Si Le Professionnel repose énormément sur les épaules de sa star, il bénéficie d’une équipe solide du cinéma populaire français dans son acceptation la plus noble, surtout quand on voit à quoi se résume ce genre de cinéma depuis bien 30 ans.
Le duo Lautner / Audiard est pourtant plus habitué aux films plutôt orientés comédie, certes avec des bandits à la pelle et des règlements de flingues à tout va mais l’ambiance générale est plutôt aux bons mots et aux bourre-pifs. Avec Le Professionnel, changement de registre. Si quelques dialogues sont bien entendus humoristiques (quoique souvent accompagné d’une pointe d’aigreur), on est dans une histoire de vengeance aveugle. Car Joss Beaumont va tout faire pour créer le plus de panique possible auprès de ses anciens patrons. Le but est de les faire mariner le plus possible tout en sachant pertinemment qu’il n’en sortira pas vivant à moins d’un énorme coup de bol. C’est en cela que le scénario du film (et notamment sa fin) sont intéressants. Car tout au long du film, on est clairement à côté du héros et même Belmondo apporte un panache certain à un personnage qui devrait pourtant être complètement dépressif, taciturne et finalement moins attachant.

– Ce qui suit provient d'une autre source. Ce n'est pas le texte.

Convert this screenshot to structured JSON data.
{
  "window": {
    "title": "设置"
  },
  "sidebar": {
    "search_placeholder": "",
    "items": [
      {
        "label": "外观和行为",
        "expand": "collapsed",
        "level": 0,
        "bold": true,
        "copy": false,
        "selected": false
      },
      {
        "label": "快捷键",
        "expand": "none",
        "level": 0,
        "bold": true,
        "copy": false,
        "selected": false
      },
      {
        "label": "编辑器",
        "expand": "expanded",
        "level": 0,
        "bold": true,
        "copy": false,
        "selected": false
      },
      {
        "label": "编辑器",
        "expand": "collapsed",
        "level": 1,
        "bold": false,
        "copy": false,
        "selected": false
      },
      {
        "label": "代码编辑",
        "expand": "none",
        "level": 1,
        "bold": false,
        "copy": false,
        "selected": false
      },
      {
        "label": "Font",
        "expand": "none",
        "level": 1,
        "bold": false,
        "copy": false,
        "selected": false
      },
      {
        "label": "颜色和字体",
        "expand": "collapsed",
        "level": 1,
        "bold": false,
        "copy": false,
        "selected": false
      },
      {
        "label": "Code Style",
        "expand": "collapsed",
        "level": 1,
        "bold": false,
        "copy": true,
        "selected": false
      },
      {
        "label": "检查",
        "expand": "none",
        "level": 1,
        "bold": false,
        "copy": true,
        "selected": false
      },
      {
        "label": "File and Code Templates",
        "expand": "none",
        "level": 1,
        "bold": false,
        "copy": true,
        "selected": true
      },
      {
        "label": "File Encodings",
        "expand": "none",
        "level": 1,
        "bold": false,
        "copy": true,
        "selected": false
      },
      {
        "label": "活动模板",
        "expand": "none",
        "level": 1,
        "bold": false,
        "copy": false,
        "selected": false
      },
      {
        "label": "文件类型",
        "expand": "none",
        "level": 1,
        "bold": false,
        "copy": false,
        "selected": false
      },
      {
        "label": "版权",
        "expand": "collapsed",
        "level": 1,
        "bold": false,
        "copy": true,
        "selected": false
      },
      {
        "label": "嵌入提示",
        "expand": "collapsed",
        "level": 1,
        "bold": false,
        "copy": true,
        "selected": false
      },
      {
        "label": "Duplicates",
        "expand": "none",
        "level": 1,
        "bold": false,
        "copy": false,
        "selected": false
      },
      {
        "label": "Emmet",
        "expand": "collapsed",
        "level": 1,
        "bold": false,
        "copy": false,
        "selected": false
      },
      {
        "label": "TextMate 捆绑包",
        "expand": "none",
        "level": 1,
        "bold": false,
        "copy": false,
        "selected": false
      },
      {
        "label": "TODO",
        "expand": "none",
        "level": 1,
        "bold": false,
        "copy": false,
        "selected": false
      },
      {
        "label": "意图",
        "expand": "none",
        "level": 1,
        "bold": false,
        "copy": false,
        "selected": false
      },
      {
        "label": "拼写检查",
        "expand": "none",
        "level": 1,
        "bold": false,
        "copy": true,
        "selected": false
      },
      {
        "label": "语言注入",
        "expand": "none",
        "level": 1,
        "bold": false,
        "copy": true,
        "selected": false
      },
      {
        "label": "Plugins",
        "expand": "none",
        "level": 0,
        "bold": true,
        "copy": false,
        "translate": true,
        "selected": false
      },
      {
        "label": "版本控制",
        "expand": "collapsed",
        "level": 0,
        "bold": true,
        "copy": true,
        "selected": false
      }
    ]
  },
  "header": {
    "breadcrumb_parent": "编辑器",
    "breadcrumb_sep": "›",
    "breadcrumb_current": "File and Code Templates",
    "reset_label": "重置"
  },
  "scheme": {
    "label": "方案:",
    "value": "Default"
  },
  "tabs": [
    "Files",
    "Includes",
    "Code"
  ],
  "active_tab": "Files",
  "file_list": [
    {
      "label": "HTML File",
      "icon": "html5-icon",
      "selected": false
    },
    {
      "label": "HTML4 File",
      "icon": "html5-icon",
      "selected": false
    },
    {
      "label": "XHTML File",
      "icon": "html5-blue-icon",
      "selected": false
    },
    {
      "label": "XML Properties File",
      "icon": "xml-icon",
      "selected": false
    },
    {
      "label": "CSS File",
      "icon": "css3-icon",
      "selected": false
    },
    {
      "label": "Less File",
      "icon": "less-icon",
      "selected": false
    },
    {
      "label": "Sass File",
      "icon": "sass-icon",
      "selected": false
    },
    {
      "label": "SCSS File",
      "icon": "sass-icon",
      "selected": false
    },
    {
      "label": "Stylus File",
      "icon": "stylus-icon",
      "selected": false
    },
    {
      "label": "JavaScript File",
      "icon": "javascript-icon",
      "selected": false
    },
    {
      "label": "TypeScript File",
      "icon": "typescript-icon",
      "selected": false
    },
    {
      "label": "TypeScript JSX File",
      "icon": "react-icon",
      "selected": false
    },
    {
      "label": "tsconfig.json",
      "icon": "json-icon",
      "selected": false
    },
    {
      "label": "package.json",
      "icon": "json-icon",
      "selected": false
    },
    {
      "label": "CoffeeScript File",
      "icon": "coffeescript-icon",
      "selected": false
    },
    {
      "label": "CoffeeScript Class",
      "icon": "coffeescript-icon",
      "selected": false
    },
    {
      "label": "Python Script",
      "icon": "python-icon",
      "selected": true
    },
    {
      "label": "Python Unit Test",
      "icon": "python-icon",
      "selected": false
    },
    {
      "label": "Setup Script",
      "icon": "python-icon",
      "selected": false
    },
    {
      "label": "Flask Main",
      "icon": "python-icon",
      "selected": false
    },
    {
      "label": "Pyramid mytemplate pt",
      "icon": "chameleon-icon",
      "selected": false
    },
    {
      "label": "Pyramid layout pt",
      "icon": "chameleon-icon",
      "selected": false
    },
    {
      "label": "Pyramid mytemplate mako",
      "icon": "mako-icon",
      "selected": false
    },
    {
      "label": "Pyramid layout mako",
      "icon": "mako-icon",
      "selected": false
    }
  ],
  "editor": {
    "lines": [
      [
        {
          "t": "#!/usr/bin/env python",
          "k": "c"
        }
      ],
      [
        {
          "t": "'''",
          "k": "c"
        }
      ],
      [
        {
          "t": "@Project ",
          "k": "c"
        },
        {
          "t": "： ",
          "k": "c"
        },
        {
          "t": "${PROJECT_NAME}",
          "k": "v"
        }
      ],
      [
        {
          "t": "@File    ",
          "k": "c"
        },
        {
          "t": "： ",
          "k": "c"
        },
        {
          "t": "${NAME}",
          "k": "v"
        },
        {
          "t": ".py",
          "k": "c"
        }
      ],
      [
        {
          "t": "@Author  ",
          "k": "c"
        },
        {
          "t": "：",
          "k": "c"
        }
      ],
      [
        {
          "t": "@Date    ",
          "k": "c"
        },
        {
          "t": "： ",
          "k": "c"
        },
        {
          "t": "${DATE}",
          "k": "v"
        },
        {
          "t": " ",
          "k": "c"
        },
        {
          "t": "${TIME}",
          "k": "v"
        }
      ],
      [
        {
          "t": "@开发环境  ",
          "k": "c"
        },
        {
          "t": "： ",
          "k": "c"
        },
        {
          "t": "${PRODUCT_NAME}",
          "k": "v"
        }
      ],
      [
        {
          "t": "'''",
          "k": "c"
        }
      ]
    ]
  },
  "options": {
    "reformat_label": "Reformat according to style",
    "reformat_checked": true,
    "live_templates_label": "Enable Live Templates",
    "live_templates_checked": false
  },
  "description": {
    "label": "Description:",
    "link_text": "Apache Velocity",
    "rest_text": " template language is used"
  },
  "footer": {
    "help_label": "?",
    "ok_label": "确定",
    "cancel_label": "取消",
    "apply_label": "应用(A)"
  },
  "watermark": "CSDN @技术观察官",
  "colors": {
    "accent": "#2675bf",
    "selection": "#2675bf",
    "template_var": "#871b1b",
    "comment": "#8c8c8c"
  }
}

Du côté de la réalisation, on peut dire que le film a assez mal vieilli. Les bruitages sont caricaturaux, les combats montrent bien leur âge et on ne peut que se féliciter que les films asiatiques aient apporté leur savoir-faire de manière internationale car ici, c’est tout de même très plan-plan alors que cela devait être très réussi à l’époque. De même, la course-poursuite (réalisée par l’équipe de feu Remy Julienne) m’a semblé assez longue, peu rythmée et il y a pourtant fort à parier qu’à l’époque les spectateurs devaient être médusés.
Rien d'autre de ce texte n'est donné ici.